UniL: Point Cloud Novelty Detection through Multimodal Pre-training

Yuhan Wang, Mofei Song

Published: 01 Jan 2024, Last Modified: 13 Nov 2024ACM Multimedia 2024EveryoneRevisionsBibTeXCC BY-SA 4.0

Abstract: 3D novelty detection plays a crucial role in various real-world applications, especially in safety-critical fields such as autonomous driving and intelligent surveillance systems. However, existing 3D novelty detection methods are constrained by the scarcity of 3D data, which may impede the model's ability to learn adequate representations, thereby impacting detection accuracy.
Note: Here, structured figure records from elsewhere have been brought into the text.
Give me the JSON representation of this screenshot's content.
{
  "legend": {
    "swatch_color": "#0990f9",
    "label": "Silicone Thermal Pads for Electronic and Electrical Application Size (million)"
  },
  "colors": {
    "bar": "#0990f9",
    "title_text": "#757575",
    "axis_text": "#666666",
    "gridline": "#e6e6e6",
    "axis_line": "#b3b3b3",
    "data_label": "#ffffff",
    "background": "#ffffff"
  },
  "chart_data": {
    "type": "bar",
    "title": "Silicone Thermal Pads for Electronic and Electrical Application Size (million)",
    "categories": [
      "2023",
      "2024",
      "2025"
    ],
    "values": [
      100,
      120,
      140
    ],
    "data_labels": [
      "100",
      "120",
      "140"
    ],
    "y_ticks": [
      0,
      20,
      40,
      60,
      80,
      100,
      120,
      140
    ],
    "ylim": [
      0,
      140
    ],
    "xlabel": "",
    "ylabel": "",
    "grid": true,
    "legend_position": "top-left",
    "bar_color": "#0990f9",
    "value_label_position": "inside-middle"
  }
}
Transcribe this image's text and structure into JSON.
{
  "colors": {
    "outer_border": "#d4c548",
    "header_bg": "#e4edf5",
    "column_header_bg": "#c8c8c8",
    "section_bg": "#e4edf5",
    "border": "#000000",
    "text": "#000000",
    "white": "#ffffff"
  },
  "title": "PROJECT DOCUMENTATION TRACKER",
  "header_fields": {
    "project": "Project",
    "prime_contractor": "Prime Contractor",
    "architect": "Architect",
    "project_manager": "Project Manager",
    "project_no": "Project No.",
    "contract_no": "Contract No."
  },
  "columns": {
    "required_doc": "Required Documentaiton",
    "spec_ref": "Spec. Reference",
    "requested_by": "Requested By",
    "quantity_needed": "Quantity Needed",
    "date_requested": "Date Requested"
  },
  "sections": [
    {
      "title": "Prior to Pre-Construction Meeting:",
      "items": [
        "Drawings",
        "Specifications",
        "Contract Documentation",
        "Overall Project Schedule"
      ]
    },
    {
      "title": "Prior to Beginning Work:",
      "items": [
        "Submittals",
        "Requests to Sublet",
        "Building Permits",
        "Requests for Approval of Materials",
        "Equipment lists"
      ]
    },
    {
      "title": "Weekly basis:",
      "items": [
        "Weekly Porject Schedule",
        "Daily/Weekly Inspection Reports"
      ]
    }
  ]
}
To address this challenge, we propose a Unified Learning Framework (UniL) for facilitating novelty detection. During the pretraining phase, UniL assists the point cloud encoder in learning information from other modalities, aligning visual, textual, and 3D features within the same feature space. Additionally, we introduce a novel Multimodal Supervised Contrastive Loss (MSC Loss) to improve the model's ability to cluster samples from the same category in feature space by leveraging label information during pretraining. Furthermore, we propose a straightforward yet powerful scoring method, Depth Map Error (DME), which assesses the discrepancy between projected depth maps before and after point cloud reconstruction during novelty detection. Extensive experiments conducted on 3DOS have demonstrated the effectiveness of our approach, significantly enhancing the performance of the unsupervised VAE method in 3D novelty detection. Codes are avaliable at https://github.com/EugeneWon9/UniL.